Todo ano o salário mínimo passa por um reajuste e 2027 não será diferente. Inclusive, o governo federal já colocou o novo salário mínimo na mesa para a alegria dos brasileiros. Seguindo a previsão de inflação mais PIB de 2025, a proposta é de um aumento de 5,92%, o que faria o valor sair de R$ 1.621 para R$ 1.717 no próximo ano.
A quantia está presente no Projeto da Lei de Diretrizes Orçamentárias (PLDO) de 2027, enviado ao Congresso Nacional na quarta-feira, 15. O novo valor também leva em consideração a projeção de 3,06% para o Índice Nacional de Preços ao Consumidor (INPC) referente aos 12 meses terminados em novembro e o quanto a economia cresceu em 2025.
Projeções para o salário mínimo
O projeto também traz projeções importantes em relação ao salário mínimo. Segundo o documento, a ideia é que em 2028 a quantia seja de R$ 1.812. Já em 2029 o aumento levará o valor para R$ 1.913 e, em 2030, a ideia é que ele esteja em R$ 2.020. Vale destacar que tudo passará pela revisão do PLDO ao logo dos próximos anos.
Aumento do salário e o controle de gastos
Desde 2023, a regra do aumento do salário mínimo sofreu uma alteração. Foi decidido que o salário mínimo deve subir seguindo o INPC para o dinheiro não perder o valor de compra e o PIB para o trabalhador ganhar um “extra” real.
Então, pela conta do PIB de dois anos atrás, esse “extra” deveria ser de 2,3% acima do INPC. Todavia, no final de 2024, o governo aprovou cortes de gastos. Ficou decidido que quase nada no governo pode crescer muito acima da inflação.
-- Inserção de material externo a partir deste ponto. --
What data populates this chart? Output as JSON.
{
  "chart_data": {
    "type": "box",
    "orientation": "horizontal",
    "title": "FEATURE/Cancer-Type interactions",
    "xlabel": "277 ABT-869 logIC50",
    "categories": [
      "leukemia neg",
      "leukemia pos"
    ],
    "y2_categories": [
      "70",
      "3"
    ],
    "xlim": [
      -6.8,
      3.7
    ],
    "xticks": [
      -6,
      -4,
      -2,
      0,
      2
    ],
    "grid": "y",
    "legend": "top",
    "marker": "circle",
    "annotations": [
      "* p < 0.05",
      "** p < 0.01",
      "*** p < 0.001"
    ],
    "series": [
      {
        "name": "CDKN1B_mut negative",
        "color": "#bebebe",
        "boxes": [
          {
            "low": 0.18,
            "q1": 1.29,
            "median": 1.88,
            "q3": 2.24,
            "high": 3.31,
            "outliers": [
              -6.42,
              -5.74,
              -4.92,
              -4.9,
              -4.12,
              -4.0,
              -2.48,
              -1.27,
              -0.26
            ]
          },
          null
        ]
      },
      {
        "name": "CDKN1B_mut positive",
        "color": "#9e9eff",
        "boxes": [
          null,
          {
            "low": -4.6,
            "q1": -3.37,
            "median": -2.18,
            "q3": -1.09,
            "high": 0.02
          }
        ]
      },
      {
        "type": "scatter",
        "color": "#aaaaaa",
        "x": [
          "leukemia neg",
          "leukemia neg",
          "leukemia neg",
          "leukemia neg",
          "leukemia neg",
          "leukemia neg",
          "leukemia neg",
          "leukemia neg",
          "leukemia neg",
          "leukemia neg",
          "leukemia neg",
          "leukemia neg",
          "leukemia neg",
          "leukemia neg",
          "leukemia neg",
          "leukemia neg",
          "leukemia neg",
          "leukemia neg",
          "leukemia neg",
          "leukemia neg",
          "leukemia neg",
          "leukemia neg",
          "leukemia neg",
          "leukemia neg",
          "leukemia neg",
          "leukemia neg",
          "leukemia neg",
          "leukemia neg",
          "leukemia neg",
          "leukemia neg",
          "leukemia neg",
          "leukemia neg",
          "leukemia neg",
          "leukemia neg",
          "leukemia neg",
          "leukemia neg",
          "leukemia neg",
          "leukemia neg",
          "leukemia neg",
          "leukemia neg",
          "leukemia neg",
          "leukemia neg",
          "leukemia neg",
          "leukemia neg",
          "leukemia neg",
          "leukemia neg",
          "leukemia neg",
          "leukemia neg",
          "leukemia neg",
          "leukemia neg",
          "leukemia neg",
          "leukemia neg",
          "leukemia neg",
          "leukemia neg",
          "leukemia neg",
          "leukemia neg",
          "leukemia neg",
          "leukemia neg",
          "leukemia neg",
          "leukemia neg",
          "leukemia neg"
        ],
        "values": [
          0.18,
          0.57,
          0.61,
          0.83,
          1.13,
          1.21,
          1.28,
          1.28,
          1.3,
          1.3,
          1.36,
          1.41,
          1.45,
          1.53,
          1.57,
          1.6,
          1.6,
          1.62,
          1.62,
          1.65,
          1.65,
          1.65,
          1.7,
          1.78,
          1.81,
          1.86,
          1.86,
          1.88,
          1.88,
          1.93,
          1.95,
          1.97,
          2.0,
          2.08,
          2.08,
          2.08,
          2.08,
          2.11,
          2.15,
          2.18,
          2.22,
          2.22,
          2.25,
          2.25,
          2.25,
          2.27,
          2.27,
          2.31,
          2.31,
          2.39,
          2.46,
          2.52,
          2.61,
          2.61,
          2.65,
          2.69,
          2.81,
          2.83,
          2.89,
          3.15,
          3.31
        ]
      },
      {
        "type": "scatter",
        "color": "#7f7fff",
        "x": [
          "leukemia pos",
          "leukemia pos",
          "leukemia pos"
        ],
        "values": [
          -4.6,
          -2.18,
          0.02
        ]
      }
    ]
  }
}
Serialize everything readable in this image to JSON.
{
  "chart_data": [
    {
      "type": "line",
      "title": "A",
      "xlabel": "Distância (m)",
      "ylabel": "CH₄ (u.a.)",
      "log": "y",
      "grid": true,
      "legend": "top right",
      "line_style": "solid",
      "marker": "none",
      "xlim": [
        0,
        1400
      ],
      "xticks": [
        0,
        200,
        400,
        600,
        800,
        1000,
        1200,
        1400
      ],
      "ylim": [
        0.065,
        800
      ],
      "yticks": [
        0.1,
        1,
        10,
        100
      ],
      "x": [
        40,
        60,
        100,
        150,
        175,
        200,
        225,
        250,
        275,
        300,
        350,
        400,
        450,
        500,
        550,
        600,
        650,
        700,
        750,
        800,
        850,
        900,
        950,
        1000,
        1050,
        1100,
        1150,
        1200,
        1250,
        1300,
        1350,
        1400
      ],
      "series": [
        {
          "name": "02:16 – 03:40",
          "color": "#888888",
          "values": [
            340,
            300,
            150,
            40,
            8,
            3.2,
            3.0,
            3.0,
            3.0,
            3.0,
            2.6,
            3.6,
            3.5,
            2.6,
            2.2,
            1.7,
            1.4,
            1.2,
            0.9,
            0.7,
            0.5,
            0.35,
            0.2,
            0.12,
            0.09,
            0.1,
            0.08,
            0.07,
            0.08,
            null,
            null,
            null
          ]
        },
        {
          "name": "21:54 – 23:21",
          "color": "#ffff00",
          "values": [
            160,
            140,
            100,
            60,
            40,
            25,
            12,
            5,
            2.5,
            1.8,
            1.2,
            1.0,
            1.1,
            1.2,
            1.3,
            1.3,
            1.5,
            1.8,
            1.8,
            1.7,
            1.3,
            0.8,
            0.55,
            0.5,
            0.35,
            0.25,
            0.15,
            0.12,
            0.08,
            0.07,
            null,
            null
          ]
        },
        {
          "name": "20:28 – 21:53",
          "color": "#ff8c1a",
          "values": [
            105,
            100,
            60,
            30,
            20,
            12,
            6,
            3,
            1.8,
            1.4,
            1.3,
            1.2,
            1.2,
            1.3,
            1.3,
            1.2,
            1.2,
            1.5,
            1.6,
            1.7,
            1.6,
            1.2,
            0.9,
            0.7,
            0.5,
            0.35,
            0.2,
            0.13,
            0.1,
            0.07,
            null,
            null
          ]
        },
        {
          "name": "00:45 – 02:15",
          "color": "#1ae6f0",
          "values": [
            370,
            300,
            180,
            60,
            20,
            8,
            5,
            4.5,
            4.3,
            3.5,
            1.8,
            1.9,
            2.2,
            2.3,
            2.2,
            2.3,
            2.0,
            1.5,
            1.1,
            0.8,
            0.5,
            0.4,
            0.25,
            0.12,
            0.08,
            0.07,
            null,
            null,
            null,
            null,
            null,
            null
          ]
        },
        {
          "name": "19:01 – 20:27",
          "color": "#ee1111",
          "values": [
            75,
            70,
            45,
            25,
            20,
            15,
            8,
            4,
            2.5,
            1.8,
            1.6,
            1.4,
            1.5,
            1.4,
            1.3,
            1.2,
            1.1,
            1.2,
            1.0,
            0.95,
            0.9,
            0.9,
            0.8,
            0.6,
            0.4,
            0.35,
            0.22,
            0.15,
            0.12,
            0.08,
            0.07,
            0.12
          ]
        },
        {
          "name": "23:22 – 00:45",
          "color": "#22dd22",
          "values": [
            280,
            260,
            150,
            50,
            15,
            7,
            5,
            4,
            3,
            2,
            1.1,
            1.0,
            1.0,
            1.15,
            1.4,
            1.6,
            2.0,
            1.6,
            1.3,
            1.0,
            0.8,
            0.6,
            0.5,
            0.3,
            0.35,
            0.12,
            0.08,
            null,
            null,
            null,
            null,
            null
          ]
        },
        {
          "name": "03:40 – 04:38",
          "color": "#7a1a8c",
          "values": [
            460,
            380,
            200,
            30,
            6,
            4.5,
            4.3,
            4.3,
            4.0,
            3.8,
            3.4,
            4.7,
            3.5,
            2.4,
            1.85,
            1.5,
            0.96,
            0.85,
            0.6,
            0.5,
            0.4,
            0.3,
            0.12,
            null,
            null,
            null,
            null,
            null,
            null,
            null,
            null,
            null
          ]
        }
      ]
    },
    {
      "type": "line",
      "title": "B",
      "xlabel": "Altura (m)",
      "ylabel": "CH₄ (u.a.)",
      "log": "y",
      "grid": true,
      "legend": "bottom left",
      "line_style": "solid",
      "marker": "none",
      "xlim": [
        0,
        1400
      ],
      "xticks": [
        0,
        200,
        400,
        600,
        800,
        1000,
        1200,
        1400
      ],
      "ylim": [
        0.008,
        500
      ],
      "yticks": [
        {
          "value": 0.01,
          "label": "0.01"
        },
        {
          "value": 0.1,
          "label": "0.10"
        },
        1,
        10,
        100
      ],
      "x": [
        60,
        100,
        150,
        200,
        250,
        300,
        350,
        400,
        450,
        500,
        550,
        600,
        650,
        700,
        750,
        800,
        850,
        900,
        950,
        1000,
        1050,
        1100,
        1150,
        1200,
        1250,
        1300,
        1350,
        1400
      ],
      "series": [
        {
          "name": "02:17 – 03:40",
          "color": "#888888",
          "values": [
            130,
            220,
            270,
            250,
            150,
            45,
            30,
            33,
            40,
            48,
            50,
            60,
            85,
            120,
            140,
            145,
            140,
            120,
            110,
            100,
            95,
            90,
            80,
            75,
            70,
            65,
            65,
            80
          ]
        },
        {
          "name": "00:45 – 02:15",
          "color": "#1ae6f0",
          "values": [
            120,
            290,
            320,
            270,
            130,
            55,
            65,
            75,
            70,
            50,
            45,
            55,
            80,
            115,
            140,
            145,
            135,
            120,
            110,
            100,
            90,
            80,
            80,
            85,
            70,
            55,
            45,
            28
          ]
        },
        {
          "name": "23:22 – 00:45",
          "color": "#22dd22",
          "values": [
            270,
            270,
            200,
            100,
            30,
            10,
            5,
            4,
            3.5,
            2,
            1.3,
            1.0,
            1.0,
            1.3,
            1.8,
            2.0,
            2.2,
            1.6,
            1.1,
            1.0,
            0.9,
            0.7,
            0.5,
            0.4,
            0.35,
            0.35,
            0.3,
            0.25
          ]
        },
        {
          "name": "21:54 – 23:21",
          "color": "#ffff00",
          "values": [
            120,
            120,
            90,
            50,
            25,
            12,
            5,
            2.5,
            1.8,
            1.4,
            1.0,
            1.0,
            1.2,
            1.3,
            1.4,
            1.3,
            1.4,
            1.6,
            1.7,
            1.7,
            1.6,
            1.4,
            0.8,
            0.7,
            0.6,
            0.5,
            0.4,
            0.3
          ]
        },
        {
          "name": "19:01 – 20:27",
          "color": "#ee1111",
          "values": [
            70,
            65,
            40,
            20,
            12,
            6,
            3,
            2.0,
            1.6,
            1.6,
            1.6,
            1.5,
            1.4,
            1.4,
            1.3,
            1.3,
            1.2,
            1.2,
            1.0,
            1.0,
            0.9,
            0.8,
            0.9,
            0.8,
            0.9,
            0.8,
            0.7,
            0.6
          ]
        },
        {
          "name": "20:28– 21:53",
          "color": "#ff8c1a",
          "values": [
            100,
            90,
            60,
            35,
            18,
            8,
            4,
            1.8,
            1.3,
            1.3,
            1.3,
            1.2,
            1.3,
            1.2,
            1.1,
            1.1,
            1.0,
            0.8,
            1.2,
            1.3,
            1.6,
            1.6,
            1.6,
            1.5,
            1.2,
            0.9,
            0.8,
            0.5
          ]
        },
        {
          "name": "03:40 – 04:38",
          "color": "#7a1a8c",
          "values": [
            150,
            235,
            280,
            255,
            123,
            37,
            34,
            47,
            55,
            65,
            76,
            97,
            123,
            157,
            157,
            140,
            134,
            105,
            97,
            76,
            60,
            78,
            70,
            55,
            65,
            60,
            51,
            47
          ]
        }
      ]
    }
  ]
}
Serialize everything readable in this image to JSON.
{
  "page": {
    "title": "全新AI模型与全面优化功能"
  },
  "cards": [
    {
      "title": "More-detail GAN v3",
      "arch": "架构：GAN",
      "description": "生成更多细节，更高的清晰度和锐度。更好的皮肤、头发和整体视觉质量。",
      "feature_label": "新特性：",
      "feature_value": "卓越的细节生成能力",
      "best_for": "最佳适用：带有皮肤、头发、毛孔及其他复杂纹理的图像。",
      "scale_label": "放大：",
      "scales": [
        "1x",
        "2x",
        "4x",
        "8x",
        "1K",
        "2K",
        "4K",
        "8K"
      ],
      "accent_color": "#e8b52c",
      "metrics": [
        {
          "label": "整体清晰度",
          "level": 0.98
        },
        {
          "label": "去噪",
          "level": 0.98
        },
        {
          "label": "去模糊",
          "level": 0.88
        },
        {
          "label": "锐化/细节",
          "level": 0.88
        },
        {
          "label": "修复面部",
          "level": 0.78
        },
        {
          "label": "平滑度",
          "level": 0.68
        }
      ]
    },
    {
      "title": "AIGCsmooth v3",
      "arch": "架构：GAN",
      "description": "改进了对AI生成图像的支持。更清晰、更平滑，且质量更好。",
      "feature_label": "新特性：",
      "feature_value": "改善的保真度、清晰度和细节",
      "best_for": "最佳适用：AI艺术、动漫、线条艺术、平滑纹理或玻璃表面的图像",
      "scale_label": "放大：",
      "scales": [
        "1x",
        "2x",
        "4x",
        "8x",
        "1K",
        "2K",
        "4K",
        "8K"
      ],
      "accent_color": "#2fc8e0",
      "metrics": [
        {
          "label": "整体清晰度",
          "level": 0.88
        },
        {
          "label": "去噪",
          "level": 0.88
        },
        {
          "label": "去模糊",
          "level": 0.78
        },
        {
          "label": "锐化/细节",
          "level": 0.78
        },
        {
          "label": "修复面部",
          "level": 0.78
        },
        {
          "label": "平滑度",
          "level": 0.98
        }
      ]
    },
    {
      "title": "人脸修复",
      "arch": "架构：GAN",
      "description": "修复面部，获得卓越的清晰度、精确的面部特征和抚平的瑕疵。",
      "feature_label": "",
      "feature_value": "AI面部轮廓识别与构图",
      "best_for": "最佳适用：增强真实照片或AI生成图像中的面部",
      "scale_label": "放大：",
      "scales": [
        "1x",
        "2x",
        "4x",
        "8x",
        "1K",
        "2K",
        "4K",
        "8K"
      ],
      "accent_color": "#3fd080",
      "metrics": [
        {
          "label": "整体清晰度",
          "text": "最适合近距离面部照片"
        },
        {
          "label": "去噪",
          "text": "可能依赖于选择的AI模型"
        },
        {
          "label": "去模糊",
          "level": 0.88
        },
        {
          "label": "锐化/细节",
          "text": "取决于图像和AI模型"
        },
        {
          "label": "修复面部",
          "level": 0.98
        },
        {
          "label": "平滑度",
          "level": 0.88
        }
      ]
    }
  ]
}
Existe um teto: o gasto do governo só pode crescer, no máximo, 2,5% acima da inflação. Então, como o salário mínimo é o maior gasto do governo, ele agora precisa respeitar esse teto.
Nesse cenário, o aumento que a regra do PIB daria 2,3% é menor do que o limite máximo permitido pelo governo (2,5%). Isso significa que, desta vez, o trabalhador vai receber o aumento total planejado, porque ele não ultrapassou o limite de segurança das contas públicas. Na prática, se o PIB tivesse crescido, por exemplo, 4%, o governo teria que “cortar” o aumento do salário para travar em 2,5%, seguindo a lei.